UNKL347
- Founded: 1996 in Bandung
- Headquarters: Bandung, Indonesia
- Products: Apparel
- Website: unkl347.com

= UNKL347 =

Indonesian clothing company

UNKL347 is an Indonesian clothing company based in Bandung, West Java, Indonesia.

==History==
The brand was founded in 1996 by two college friends in Bandung, West Java, Indonesia, when Dendy Darman, a design student at Bandung Institute of Technology, started making T-shirts and dacron jackets under the name of 347 board-riders. The owners renamed their label to UNKL347 in 2006. 347 was also the name of their store at Jl. Ir. H. Djuanda No. 347, Bandung, which opened in 1999.

The company pioneered the indie clothing trend and distribution outlets (called distros) in Bandung. The company published a design book in 2008, After Ten Years, Friends Call Us Unkle contains 12 years of work in design, including apparel design, print ads, catalogues, stickers, and postcards. The book also describes how the company has evolved since 1996.

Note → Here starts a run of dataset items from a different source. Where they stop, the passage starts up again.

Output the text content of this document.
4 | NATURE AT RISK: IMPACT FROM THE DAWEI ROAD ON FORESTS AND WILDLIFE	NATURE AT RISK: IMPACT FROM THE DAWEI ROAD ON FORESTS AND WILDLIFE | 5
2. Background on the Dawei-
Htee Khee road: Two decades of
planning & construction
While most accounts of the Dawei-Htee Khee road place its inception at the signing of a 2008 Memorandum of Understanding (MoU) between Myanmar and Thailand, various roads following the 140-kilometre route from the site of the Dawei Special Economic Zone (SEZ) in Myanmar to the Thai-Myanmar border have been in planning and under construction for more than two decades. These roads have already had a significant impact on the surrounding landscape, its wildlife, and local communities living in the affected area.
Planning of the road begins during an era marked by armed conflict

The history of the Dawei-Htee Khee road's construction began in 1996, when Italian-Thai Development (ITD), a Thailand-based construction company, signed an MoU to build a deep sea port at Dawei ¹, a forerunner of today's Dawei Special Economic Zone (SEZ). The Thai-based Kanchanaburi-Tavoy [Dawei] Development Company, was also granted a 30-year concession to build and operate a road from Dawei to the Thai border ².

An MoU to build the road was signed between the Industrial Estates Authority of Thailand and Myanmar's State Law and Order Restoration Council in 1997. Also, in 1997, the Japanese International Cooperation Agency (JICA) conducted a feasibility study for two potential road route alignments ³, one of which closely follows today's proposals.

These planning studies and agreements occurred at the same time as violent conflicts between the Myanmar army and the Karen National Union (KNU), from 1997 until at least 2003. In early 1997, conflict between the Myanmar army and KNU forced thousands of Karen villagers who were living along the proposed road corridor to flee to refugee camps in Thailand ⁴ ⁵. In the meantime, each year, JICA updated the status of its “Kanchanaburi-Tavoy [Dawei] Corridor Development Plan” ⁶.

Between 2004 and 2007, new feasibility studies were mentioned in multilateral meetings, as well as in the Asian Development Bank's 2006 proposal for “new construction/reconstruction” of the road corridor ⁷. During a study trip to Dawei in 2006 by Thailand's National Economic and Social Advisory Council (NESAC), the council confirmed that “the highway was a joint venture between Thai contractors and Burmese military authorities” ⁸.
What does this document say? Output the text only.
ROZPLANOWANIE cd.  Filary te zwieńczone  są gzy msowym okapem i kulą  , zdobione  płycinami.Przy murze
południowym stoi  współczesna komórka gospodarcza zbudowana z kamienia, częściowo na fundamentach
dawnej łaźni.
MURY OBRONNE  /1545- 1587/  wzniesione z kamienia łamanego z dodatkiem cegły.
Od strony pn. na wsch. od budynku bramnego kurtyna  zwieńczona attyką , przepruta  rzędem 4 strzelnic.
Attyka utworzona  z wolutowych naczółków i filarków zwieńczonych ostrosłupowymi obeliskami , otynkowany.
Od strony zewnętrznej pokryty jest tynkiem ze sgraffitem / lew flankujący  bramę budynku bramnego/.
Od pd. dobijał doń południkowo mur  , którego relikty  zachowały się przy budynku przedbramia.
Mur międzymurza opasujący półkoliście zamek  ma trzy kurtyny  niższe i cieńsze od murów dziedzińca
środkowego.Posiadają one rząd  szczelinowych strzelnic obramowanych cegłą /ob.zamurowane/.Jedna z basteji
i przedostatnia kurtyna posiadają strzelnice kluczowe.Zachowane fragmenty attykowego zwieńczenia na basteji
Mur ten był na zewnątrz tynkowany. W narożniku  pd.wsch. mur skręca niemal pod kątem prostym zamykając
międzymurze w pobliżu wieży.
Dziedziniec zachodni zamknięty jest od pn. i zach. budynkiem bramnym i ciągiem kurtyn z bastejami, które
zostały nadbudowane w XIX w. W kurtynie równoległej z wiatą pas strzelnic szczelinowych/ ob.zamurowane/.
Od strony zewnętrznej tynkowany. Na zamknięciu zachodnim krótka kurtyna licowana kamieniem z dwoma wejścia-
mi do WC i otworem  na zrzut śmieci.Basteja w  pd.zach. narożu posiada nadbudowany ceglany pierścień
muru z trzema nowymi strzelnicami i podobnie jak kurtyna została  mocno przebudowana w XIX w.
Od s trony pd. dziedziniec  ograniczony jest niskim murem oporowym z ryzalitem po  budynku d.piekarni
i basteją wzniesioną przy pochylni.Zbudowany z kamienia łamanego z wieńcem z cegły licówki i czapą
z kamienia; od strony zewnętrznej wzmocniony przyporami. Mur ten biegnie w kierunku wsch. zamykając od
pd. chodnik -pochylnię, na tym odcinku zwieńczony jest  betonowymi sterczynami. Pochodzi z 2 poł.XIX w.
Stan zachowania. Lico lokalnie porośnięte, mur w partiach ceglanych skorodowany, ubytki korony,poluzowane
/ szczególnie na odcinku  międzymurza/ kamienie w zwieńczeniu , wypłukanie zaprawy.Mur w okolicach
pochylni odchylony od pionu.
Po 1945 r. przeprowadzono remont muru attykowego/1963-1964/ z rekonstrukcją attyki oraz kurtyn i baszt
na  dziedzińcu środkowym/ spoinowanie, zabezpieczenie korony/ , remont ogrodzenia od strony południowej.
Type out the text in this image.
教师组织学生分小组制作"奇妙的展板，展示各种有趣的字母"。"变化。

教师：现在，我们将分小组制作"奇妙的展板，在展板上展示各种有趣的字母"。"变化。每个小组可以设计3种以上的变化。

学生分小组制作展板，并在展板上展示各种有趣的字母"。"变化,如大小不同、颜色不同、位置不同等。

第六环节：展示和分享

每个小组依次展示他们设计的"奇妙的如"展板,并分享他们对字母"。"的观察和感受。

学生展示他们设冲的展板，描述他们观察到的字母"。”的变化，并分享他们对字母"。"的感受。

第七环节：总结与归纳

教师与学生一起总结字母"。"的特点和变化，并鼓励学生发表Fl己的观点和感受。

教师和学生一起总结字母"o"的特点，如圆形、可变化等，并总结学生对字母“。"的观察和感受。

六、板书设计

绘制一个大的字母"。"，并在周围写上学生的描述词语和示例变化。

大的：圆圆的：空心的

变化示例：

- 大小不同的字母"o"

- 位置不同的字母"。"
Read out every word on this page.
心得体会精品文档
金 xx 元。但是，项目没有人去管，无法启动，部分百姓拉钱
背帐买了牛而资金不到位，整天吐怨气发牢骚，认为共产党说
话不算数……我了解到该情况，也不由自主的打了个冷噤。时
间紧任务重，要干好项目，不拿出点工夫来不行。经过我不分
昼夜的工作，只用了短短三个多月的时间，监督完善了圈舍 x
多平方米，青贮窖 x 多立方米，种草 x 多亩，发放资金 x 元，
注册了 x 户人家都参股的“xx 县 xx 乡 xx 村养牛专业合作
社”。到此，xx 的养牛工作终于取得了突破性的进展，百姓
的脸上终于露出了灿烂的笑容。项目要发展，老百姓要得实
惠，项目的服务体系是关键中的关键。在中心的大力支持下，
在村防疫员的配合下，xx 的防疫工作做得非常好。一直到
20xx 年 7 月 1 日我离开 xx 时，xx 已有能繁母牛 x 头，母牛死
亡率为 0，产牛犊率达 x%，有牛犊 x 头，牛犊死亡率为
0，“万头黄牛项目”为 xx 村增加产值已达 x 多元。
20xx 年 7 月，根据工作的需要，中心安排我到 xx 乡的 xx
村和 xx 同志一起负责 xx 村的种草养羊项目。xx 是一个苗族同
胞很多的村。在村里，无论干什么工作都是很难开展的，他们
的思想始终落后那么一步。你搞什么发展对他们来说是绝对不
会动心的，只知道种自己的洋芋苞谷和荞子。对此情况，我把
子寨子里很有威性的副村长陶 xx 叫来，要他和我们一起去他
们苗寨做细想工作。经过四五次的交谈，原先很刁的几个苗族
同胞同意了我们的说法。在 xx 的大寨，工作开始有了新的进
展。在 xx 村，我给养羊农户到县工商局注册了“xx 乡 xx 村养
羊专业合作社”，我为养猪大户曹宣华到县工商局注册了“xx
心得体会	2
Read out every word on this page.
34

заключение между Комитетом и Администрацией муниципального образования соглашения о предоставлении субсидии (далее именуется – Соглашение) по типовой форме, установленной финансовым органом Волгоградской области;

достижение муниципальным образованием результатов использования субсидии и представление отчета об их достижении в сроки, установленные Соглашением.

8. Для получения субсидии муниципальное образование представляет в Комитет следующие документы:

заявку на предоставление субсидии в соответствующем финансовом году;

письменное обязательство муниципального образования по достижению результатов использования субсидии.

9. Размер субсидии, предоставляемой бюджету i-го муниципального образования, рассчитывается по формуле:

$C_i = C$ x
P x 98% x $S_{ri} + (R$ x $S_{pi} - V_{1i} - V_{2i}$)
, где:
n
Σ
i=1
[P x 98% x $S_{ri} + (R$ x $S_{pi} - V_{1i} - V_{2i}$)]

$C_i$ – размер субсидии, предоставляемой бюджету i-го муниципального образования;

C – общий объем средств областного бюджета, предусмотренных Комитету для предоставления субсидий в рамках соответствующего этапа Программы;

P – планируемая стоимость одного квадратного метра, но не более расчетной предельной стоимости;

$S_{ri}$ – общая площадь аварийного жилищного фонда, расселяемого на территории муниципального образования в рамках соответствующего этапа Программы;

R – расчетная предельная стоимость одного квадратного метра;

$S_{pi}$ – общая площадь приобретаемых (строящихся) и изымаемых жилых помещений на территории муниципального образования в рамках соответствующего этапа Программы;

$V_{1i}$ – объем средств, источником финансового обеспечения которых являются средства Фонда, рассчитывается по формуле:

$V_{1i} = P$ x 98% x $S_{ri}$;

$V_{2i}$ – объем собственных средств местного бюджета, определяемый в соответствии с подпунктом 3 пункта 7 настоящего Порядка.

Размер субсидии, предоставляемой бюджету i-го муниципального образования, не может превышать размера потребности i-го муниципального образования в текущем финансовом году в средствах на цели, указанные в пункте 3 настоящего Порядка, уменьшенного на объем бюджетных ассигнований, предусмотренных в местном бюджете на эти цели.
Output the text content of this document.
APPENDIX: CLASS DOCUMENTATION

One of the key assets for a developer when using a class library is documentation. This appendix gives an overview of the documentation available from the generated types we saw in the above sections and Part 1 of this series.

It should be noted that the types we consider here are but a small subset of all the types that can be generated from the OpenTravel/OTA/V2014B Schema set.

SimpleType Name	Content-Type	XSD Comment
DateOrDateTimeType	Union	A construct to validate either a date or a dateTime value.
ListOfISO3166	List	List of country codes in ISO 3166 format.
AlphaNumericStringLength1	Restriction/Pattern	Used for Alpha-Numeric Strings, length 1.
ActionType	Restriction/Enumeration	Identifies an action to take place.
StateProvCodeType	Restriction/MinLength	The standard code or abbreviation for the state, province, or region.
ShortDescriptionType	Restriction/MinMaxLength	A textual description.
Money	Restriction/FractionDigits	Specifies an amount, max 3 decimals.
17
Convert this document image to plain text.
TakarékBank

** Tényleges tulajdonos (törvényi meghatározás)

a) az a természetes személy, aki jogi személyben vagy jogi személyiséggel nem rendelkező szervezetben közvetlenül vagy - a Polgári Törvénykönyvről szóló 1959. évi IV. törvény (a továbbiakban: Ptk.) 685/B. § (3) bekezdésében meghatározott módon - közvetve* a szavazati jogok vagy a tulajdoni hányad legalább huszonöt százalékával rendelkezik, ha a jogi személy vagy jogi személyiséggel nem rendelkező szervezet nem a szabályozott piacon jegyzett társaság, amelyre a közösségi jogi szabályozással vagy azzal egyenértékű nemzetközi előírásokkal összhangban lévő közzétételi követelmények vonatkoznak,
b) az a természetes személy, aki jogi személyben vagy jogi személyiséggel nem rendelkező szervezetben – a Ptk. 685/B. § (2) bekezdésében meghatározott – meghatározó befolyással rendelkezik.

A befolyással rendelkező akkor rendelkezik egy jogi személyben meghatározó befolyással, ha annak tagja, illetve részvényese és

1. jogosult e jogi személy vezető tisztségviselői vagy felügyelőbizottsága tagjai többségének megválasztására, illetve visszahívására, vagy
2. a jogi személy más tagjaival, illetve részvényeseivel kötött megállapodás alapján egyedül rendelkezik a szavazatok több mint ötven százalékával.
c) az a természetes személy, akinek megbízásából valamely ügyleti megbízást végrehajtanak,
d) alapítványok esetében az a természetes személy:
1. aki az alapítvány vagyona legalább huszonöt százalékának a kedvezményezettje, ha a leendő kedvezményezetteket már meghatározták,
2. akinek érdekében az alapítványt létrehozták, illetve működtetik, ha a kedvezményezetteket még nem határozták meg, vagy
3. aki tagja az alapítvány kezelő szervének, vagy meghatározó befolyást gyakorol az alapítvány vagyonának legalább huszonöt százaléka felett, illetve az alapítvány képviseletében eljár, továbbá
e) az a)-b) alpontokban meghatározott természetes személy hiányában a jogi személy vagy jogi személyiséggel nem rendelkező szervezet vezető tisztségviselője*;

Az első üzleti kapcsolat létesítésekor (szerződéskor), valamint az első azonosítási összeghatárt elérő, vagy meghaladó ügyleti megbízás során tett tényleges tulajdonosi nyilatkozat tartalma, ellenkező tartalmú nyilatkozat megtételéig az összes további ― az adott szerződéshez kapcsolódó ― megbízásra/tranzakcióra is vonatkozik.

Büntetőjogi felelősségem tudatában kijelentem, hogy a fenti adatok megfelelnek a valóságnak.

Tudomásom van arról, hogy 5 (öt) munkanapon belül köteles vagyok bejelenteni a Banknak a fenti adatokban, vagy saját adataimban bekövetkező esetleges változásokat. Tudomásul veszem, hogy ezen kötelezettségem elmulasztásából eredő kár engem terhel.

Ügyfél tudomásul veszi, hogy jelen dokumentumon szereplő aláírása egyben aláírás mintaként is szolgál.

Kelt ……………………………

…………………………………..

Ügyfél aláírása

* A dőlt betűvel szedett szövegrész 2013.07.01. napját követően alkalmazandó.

UNKL347's store is located at Jalan Trunojoyo 4 Bandung. UNKL347 is a fashion retailer, and also offers products such as surfboards and furniture.

==Style==
UNKL347 grew among independent communities in Indonesia. Instead of putting "Made in Indonesia", the company puts "This is not made in China" labels on its products as a campaign to support Indonesian products competing with products made in China.